For an efficient transplant regime

Expert surgeon says India should promote organ donation

June 26, 2012 08:13 pm | Updated 08:18 pm IST - PATHANAMTHITTA:

Prof. Ernst Wolner, former head of Cardiac and Thoracic Surgery at theMedical University of Vienna. Photo: Special Arrangement

Prof. Ernst Wolner, former head of Cardiac and Thoracic Surgery at theMedical University of Vienna. Photo: Special Arrangement

India should give more stress to kidney transplants as they save lives and reduce healthcare costs to a great extent, Ernst Wolner, former Head of the Cardiothoracic Surgery Department of the Medical University of Vienna, says.

Prof. Wolner, who inaugurated a national-level symposium on heart failure at the Dr. K.M. Cherian Heart Foundation Centre in Thiruvalla a couple of days ago, spoke to The Hindu about the increasing demand for organ transplants in modern times.

He said India had numerous renal failure cases.
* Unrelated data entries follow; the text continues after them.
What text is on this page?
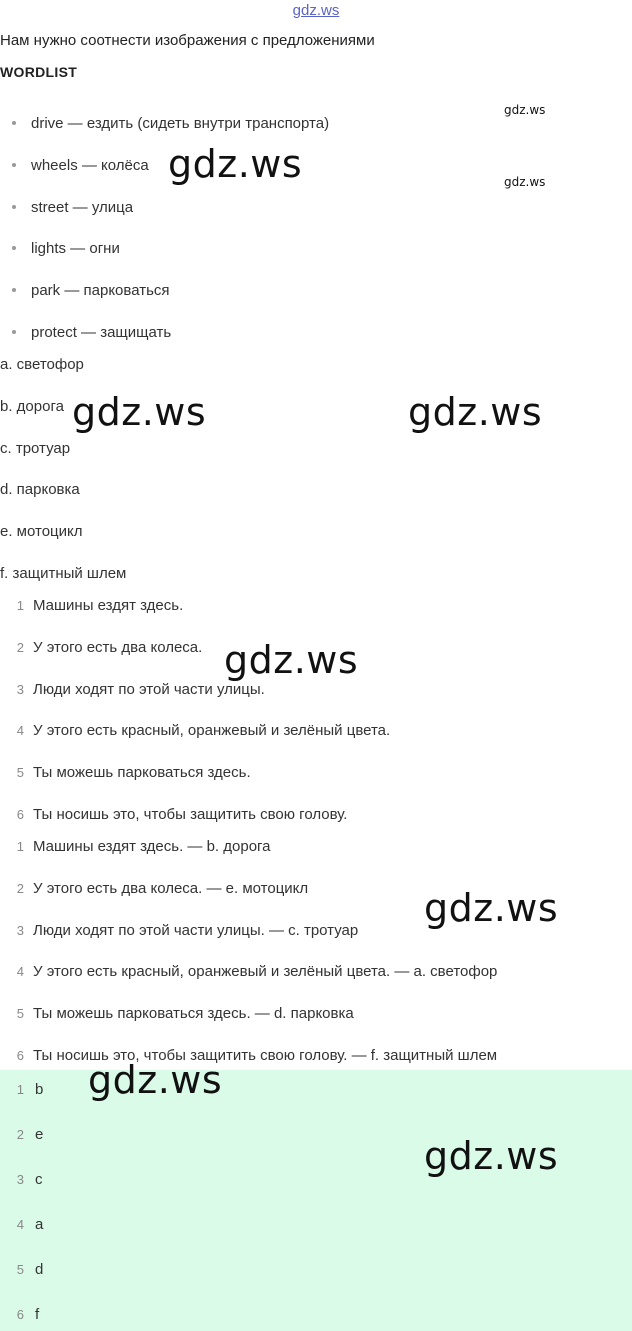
gdz.ws
Нам нужно соотнести изображения с предложениями
WORDLIST
drive — ездить (сидеть внутри транспорта)
wheels — колёса
street — улица
lights — огни
park — парковаться
protect — защищать
a. светофор
b. дорога
c. тротуар
d. парковка
e. мотоцикл
f. защитный шлем
1 Машины ездят здесь.
2 У этого есть два колеса.
3 Люди ходят по этой части улицы.
4 У этого есть красный, оранжевый и зелёный цвета.
5 Ты можешь парковаться здесь.
6 Ты носишь это, чтобы защитить свою голову.
1 Машины ездят здесь. — b. дорога
2 У этого есть два колеса. — e. мотоцикл
3 Люди ходят по этой части улицы. — c. тротуар
4 У этого есть красный, оранжевый и зелёный цвета. — a. светофор
5 Ты можешь парковаться здесь. — d. парковка
6 Ты носишь это, чтобы защитить свою голову. — f. защитный шлем
1 b
2 e
3 c
4 a
5 d
6 f
gdz.ws
gdz.ws
gdz.ws
gdz.ws	gdz.ws
gdz.ws
gdz.ws
gdz.ws
gdz.ws
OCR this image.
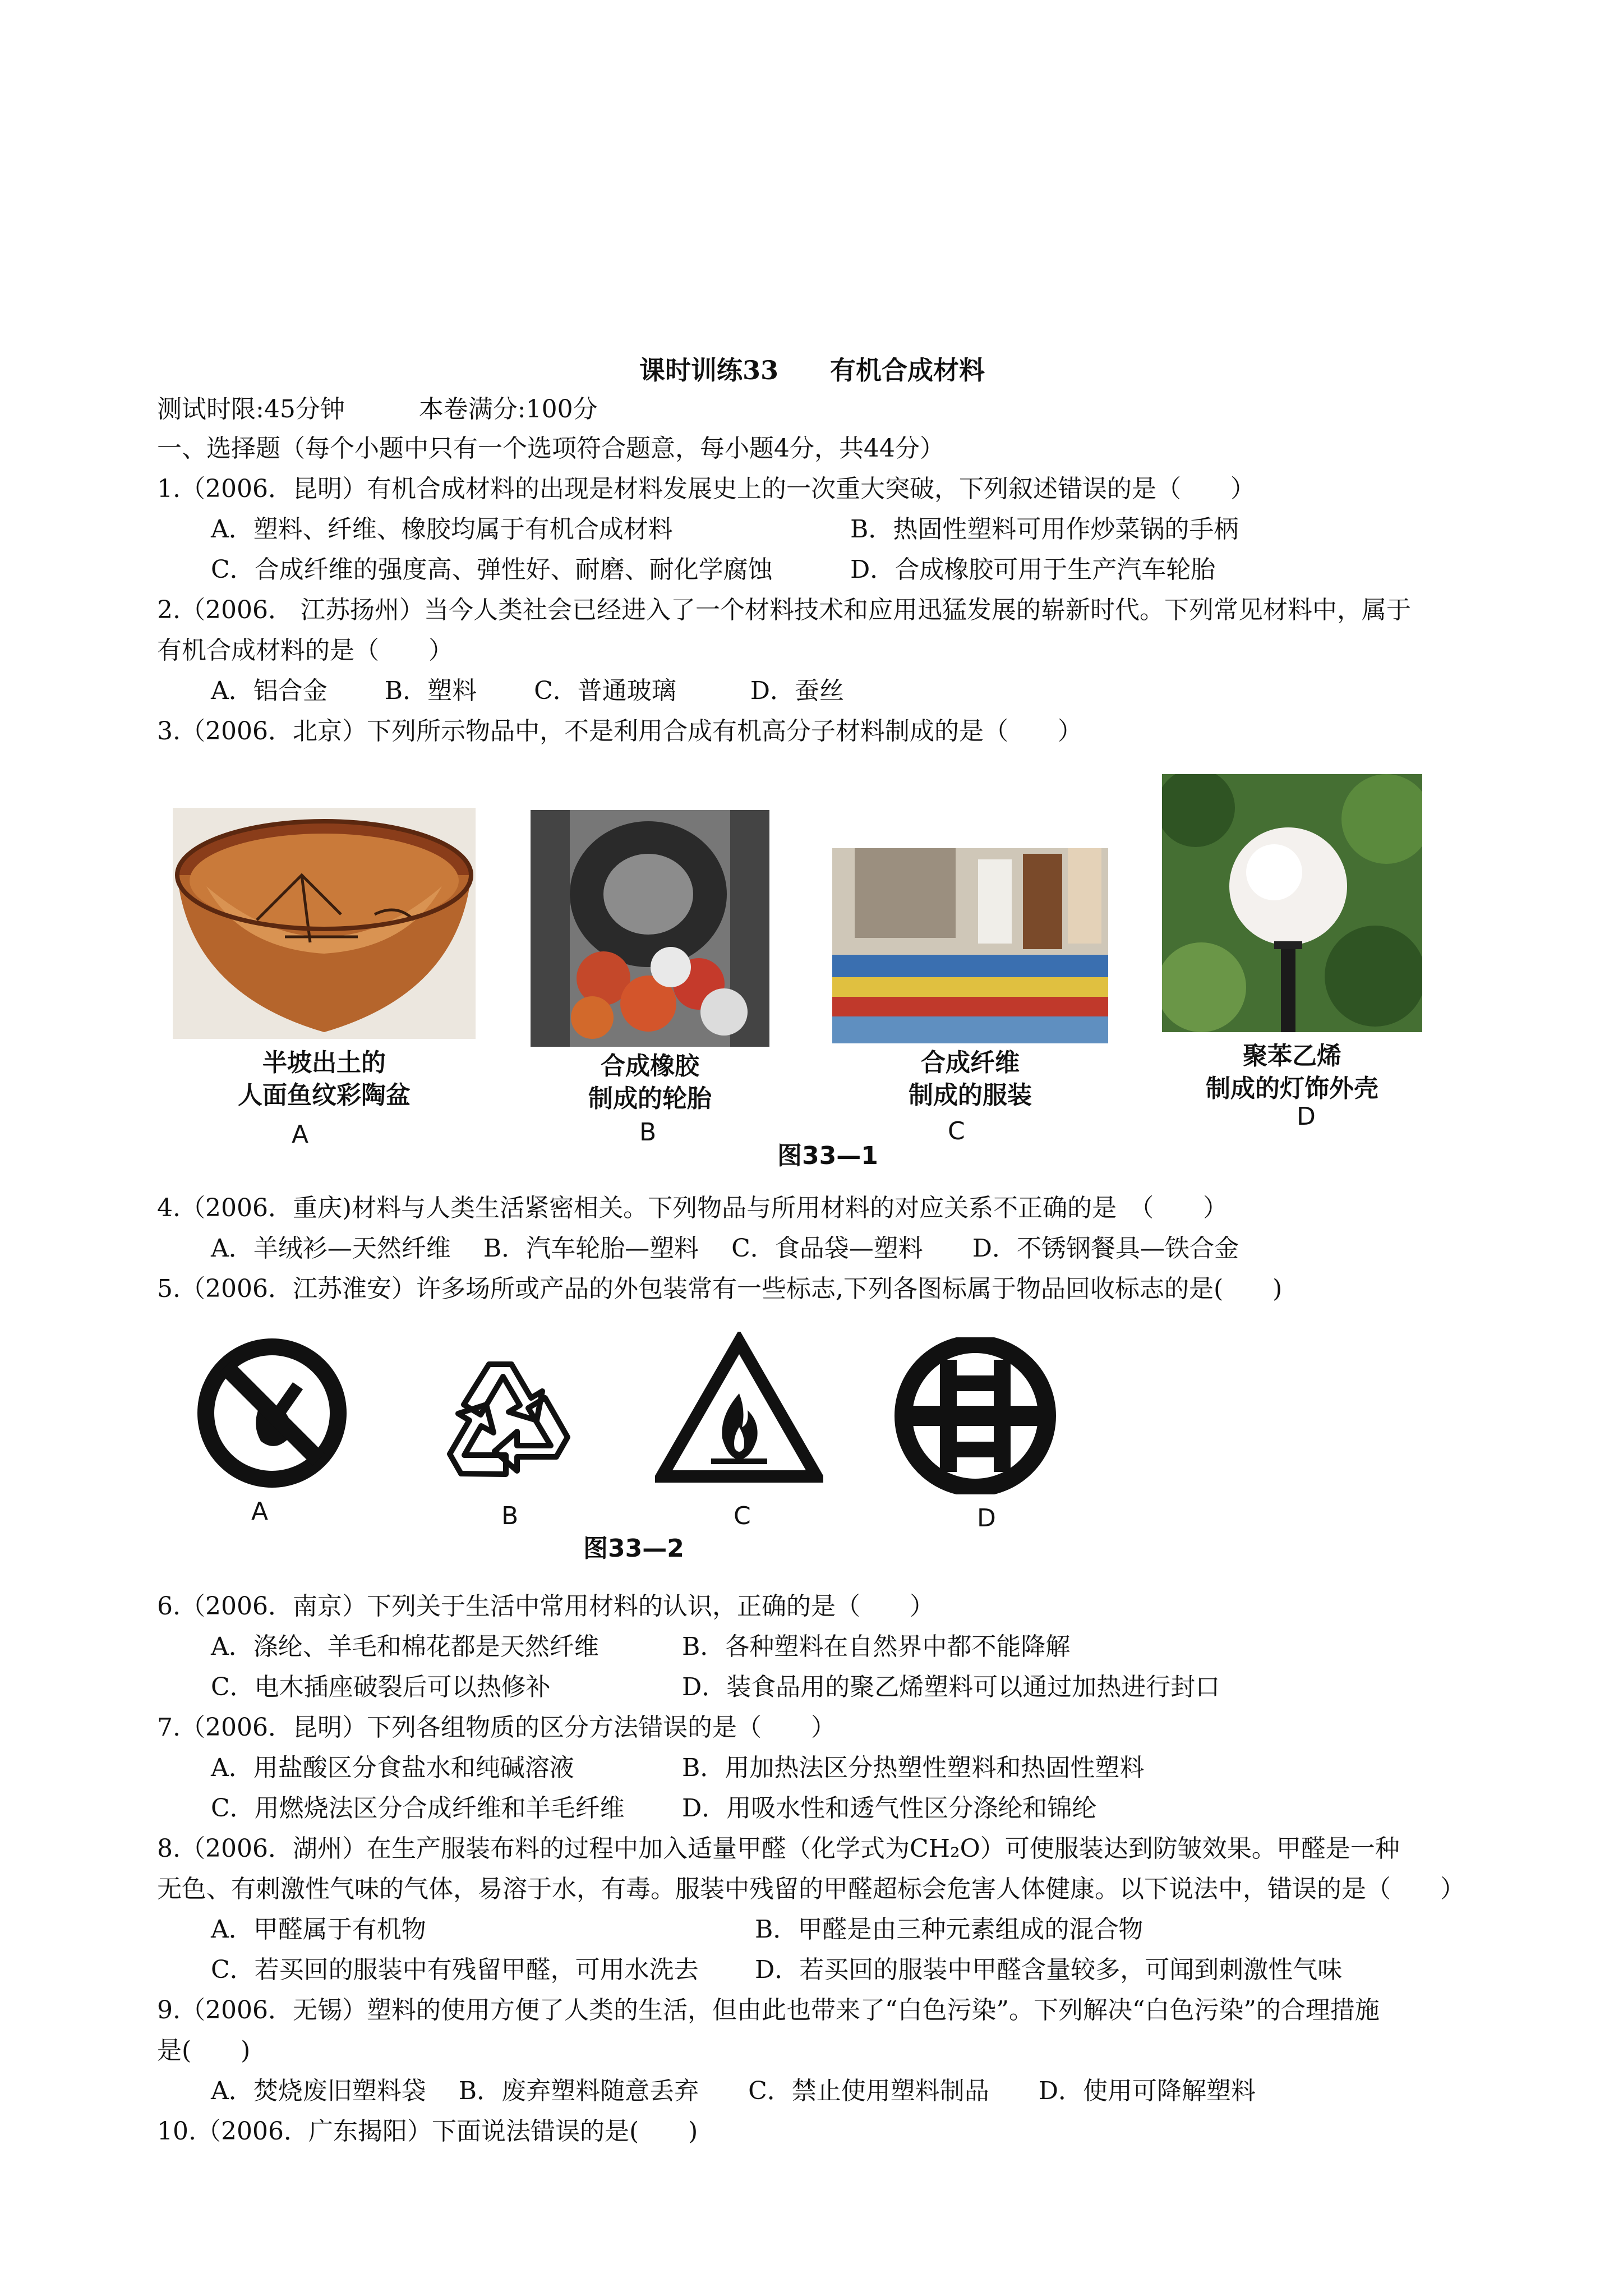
课时训练33　　有机合成材料
测试时限:45分钟　　　本卷满分:100分
一、选择题（每个小题中只有一个选项符合题意，每小题4分，共44分）
1.（2006．昆明）有机合成材料的出现是材料发展史上的一次重大突破，下列叙述错误的是（　　）
A．塑料、纤维、橡胶均属于有机合成材料	B．热固性塑料可用作炒菜锅的手柄
C．合成纤维的强度高、弹性好、耐磨、耐化学腐蚀	D．合成橡胶可用于生产汽车轮胎
2.（2006． 江苏扬州）当今人类社会已经进入了一个材料技术和应用迅猛发展的崭新时代。下列常见材料中，属于
有机合成材料的是（　　）
A．铝合金　　 B．塑料　　 C．普通玻璃　　　D．蚕丝
3.（2006．北京）下列所示物品中，不是利用合成有机高分子材料制成的是（　　）
半坡出土的
人面鱼纹彩陶盆
合成橡胶
制成的轮胎
合成纤维
制成的服装
聚苯乙烯
制成的灯饰外壳
A	B	C
D
图33—1
4.（2006．重庆)材料与人类生活紧密相关。下列物品与所用材料的对应关系不正确的是　（　　）
A．羊绒衫—天然纤维　 B．汽车轮胎—塑料　 C．食品袋—塑料　　D．不锈钢餐具—铁合金
5.（2006．江苏淮安）许多场所或产品的外包装常有一些标志,下列各图标属于物品回收标志的是(　　)
A	B	C	D
图33—2
6.（2006．南京）下列关于生活中常用材料的认识，正确的是（　　）
A．涤纶、羊毛和棉花都是天然纤维	B．各种塑料在自然界中都不能降解
C．电木插座破裂后可以热修补	D．装食品用的聚乙烯塑料可以通过加热进行封口
7.（2006．昆明）下列各组物质的区分方法错误的是（　　）
A．用盐酸区分食盐水和纯碱溶液	B．用加热法区分热塑性塑料和热固性塑料
C．用燃烧法区分合成纤维和羊毛纤维 D．用吸水性和透气性区分涤纶和锦纶
8.（2006．湖州）在生产服装布料的过程中加入适量甲醛（化学式为CH₂O）可使服装达到防皱效果。甲醛是一种
无色、有刺激性气味的气体，易溶于水，有毒。服装中残留的甲醛超标会危害人体健康。以下说法中，错误的是（　　）
A．甲醛属于有机物	B．甲醛是由三种元素组成的混合物
C．若买回的服装中有残留甲醛，可用水洗去 D．若买回的服装中甲醛含量较多，可闻到刺激性气味
9.（2006．无锡）塑料的使用方便了人类的生活，但由此也带来了“白色污染”。下列解决“白色污染”的合理措施
是(　　)
A．焚烧废旧塑料袋　 B．废弃塑料随意丢弃　　C．禁止使用塑料制品　　D．使用可降解塑料
10.（2006．广东揭阳）下面说法错误的是(　　)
A transplanted kidney could extend the life of an otherwise healthy patient by as long as 20 years. Transplantation was much cheaper than dialysis in the long run.

He said the General Hospital in Vienna used to do 1,200 kidney transplants a year; an average 120 organ transplants took place in the U.S. daily.

Prof. Wolner commended the healthcare standards maintained by various hospitals in Kerala, which he said were much better than the average national standards.

He said State spending on public healthcare in the U.S. was 10 per cent of its Gross National Product, whereas in India, it was merely one per cent.

“In the U.S., 99 per cent of the patients are covered under public health insurance and 10 per cent of the salary there goes to health insurance, which covers more or less everything, placing little burden on the patient for his or her healthcare needs. India too can adopt such kind of a public healthcare support system in the larger interest of ensuring better healthcare to all,” he said.

Prof. Wolner, who, along with his colleagues, had developed the Vienna Artificial Heart, a pulsatile artificial ventricle which was successfully used as total artificial heart and left ventricular assist device in the 1980s, said a shortage of donor hearts had been a main problem even in developed countries.

He said the difficulty in finding donors in end-stage conditions and poor awareness of the importance of organ transplants, coupled with the hefty costs involved, were identified as the main reasons for not many people thinking of a heart or lung transplant in India.

Prof. Wolner said it was high time India promoted organ donation systems in all major hospitals. There should also be a proper system to collect the organs of a brain-dead person and take them to transplantation centres in a time-bound fashion through “green corridors.”

“Organ transplantation is not at all a medical challenge today as a resident doctor can very well do it,” he said.

Prof. Wolner said 140 heart and lung transplants take place in the General Hospital in Vienna alone every year. India reportedly had five million heart failure patients but had to its credit only 43 heart transplants so far.